Воин протянул руку в кольчужной перчатке и указал на обереги, которые Мижата и не думал прятать под рубахой.
– То чей знак носишь?
– Того, кто мне помощь даёт и утешенье.
На несколько мгновений повисло молчание. Деревенские замерли, словно схваченные парализующими чарами. Не двигался с места и мытарь, зорко наблюдавший за подручным. Тот меж тем положил ладонь на рукоять меча и тихо, угрожающе повелел:
– Сними. Не то я сниму.
Мижата усмехнулся в ответ.
– Ты попробуй, воин. Тронь только – навек проклят будешь.
В дневном свете тускло сверкнула сталь. Яр едва успел понять, что случилось, а через миг воздух выбило из груди и виски словно сдавило ледяным кольцом. Знакомая боль, погребённая под прожитыми днями, но ничуть не забытая. Всё воспитанное наставницей хладнокровие потребовалось ему, чтобы себя не выдать. Вокруг что-то творилось; как сквозь толщу воды долетали приглушённые людские голоса – испуганные, но не возмущённые. Яр молчал, стиснув зубы. Он не шелохнулся, пока убийца неспешно шёл мимо, не сдвинулся с места, когда мало-помалу пришли в движение деревенские. Лишь когда Влас опустил ладонь ему на плечо, заставил себя повернуть голову. Сокол неотрывно глядел вслед мытарям, отъехавших к дому старосты. Лицо его казалось вылепленным из воска.
– Кахар, – процедил он сквозь зубы. – Ублюдок.
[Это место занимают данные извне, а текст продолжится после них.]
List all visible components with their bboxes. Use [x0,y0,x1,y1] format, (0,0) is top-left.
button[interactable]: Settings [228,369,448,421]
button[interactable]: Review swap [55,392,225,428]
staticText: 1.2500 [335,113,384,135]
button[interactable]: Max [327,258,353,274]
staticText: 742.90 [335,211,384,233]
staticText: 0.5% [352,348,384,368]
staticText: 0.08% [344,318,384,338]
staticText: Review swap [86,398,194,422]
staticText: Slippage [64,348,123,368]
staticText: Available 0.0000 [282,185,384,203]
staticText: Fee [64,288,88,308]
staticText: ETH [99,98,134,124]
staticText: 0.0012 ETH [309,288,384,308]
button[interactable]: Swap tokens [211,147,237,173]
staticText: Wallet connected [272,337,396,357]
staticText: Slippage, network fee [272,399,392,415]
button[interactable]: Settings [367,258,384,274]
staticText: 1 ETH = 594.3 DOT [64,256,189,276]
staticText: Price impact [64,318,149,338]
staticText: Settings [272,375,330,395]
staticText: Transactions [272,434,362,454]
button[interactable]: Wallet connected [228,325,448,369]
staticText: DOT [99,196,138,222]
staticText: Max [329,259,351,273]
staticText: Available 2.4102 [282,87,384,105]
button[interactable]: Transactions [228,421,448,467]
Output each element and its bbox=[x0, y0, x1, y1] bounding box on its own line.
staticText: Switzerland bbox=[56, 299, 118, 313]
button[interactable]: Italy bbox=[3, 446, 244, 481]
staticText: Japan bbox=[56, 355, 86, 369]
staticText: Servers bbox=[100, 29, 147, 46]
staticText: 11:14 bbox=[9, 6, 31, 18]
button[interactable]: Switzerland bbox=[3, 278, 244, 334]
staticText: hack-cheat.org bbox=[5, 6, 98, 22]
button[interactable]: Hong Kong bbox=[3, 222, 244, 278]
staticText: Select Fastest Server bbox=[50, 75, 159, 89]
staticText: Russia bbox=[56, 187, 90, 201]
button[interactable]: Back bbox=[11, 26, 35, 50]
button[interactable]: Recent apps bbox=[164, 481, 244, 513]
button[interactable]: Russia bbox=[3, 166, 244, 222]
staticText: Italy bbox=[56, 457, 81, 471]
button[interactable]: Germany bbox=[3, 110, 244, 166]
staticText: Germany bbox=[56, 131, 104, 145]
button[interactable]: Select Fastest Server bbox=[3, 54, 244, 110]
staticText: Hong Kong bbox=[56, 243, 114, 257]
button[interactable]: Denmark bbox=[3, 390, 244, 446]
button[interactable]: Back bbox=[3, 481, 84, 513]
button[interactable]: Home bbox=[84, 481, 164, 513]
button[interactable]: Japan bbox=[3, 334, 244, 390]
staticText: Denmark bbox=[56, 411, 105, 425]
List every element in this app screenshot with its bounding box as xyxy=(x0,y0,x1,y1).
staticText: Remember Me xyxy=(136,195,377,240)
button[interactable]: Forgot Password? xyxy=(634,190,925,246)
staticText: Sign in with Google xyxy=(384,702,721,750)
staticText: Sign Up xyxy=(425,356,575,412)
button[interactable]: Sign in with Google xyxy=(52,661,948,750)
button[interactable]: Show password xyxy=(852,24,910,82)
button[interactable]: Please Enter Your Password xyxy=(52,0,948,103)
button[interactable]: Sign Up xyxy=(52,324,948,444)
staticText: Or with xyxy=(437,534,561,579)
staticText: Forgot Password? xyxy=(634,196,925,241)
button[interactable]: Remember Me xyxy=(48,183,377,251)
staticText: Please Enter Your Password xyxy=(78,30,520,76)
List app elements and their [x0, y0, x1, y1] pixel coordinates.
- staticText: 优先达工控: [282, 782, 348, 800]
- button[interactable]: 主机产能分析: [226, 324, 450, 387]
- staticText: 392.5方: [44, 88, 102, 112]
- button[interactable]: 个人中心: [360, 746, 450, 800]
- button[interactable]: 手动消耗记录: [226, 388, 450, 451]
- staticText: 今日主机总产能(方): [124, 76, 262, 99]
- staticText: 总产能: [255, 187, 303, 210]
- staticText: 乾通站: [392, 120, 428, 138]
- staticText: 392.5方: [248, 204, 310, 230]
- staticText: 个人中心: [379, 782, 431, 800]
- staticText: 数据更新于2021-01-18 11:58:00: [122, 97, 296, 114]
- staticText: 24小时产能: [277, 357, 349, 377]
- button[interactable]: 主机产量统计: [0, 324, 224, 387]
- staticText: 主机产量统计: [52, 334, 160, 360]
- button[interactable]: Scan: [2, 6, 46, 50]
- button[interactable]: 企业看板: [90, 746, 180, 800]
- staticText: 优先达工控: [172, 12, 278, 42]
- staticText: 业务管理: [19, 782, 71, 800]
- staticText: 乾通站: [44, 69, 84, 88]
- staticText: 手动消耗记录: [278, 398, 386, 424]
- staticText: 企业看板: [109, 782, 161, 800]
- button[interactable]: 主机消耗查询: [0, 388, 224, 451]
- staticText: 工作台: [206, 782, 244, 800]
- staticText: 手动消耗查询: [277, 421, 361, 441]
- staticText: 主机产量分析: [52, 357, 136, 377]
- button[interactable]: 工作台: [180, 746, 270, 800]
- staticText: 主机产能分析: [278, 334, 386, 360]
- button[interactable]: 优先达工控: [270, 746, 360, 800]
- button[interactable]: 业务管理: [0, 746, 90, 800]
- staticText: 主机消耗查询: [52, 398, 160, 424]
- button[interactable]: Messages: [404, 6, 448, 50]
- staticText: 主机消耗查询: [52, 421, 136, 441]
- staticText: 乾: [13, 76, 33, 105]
Яр до боли закусил губу, отвлекая себя от разрастающегося в груди холода. Про кахаров он ещё не слыхал.
– Кто он?
– Выродок, – зло выплюнул Влас. – Али не слыхал про таких? Их из Ильгоды увозят в Саборан мальчишками и там уродуют, чтоб свои не узнали ненароком. А потом к нам же и отправляют. Сам видал, какие они после того ласковые.
Яр прерывисто выдохнул.
– Боги…
– Боги его проклянут, – сумрачно посулил Влас. – За пролитую кровь. За то, что руку на сородичей подымал.
Он так и глядел на старостин дом, в который входили теперь незваные гости. В глазах его отражалась неподдельная холодная ненависть.